MOTIFS DE LA DÉCISION.
I Sur la contestation formée par M. [B] à l'encontre des 3 offres de prêt présentées par la société Younited.
M. [B] indique que, suite à une signification d'huissier lors de l'année 2021, il a découvert que des contrats de prêts avaient été souscrits en son nom par sa compagne et qu'un jugement avait été rendu de ce chef par le tribunal judiciaire de Libourne.
Il affirme que la comparaison des signatures se trouvant sur ces documents contractuels permet d'établir qu'il n'a pas souscrit ces engagements, Mme [U] les ayant signés à sa place.
Il en déduit que ces conventions doivent lui être déclarées nulles ou inopposables, notamment en ce qu'il appartenait à la société Younited de vérifier que sa signature n'avait pas été falsifiée et qu'il existe un manque de vigilance de la part du prêteur en la matière.
***
En vertu de l'article 1103 du code civil, les contrats légalement formés tiennent lieu de lieu de loi à ceux qui les ont faits.
L'article 1104 du même code ajoute que les contrats doivent être négociés, formés et exécutés de bonne foi.
La cour constate en premier lieu que pour établir son absence de signature, M. [B] ne verse aux débats que le seul dépôt de plainte daté du 24 février 2021 effectué à l'encontre de Mme [U] et ne visant qu'un prêt souscrit auprès la société Younited (pièce 2 de cette partie).
De même, il sera relevé que pour les deux offres de prêt comportant une signature de M. [B] (pièces 1 et 13 de l'intimée), la troisième ayant été conclue par voie électronique (pièce 25 de la même partie), il a été joint, afin de justifier des éléments réclamés par le code de la consommation à la signature des prêts concernés photocopie de la carte nationale d'identité de M. [B] datant du 12 septembre 2013 (pièces 3, 15 et 28 de l'intimée). Il s'agit des seuls éléments de comparaison d'écriture versés aux débats.
S'il est exact qu'il existe quelques légères différences entre la signature portée sur les deux conventions fournies et les photocopies de la pièce d'identité, il est également exact que la souscription portée sur les contrats est identique.

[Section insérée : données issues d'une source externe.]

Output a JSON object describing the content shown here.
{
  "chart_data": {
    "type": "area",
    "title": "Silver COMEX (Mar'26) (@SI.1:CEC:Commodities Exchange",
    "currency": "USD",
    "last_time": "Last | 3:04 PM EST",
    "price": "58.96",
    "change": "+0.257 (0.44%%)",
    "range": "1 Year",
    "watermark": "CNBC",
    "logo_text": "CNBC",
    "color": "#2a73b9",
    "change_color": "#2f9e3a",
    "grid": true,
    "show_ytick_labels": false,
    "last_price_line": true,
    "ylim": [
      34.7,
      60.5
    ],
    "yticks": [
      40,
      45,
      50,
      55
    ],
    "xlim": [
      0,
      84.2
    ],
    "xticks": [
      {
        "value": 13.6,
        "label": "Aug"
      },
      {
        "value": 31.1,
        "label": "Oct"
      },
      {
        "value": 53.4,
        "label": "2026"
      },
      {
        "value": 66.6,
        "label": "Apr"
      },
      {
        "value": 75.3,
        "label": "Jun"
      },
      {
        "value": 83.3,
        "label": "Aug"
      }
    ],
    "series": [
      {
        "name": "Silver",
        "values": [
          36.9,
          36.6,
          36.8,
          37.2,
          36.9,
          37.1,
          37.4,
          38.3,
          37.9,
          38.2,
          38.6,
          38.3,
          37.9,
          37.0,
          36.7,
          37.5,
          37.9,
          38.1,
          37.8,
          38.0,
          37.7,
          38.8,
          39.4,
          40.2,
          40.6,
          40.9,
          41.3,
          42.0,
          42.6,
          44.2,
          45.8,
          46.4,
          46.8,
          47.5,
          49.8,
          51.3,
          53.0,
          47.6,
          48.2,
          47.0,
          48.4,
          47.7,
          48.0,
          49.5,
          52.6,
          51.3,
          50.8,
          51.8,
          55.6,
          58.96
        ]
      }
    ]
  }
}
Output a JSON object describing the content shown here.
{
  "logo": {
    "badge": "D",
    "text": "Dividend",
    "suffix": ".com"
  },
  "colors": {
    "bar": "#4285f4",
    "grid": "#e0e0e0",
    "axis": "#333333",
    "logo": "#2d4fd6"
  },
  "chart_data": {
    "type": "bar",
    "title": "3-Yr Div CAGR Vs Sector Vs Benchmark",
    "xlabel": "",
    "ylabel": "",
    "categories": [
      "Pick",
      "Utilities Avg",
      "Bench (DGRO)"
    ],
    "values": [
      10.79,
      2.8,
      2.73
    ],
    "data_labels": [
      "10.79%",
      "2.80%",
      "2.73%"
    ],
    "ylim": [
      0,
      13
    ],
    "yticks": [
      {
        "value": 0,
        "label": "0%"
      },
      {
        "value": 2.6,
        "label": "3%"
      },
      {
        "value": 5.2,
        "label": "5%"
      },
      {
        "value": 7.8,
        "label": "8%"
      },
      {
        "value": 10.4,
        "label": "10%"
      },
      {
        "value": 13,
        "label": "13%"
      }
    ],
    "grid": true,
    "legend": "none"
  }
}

Mieux, il sera remarqué que la structure de l'ensemble des signatures est la même et qu'il existe des délais variant entre trois ans et demi et quatre ans entre celle mentionnée sur la pièce d'identité et celles portée sur les engagements objets du litige.
M. [B] est donc le signataire de l'offre de crédit litigieuse.
Il n'est pas rapporté la preuve d'un manquement à ses obligations de la part de la société Younited en l'absence d'éléments complémentaires.
C'est pourquoi, la prétention de M. [B] sera rejetée et la décision attaquée confirmée.
II Sur les demandes annexes.
En application de l'article 700 du code de procédure civile, le juge condamne la partie tenue aux dépens ou qui perd son procès à payer à l'autre partie la somme qu'il détermine, au titre des frais exposés et non compris dans les dépens. Dans tous les cas, le juge tient compte de l'équité ou de la situation économique de la partie condamnée.
En l'espèce, l'équité ne commande pas qu'il soit fait application des dispositions de l'article 700 du code de procédure civile s'agissant de l'instance d'appel.
Aux termes de l'article 696, alinéa premier, du code de procédure civile, la partie perdante est condamnée aux dépens, à moins que le juge, par décision motivée, n'en mette la totalité ou une fraction à la charge d'une autre partie. Sur ce fondement, M. [B] supportera la charge des entiers dépens.
PAR CES MOTIFS
La cour,
- Confirme le jugement rendu par le tribunal judiciaire de Libourne le 22 décembre 2020 ;
Y ajoutant,
- Rejette les demandes faites sur le fondement de l'article 700 du code de procédure civile au titre de la procédure d'appel ;
- Condamne M. [B] aux entiers dépens.
Le présent arrêt a été signé par Madame Paule POIREL, président, et par Madame Véronique SAIGE, greffier, auquel la minute de la décision a été remise par le magistrat signataire.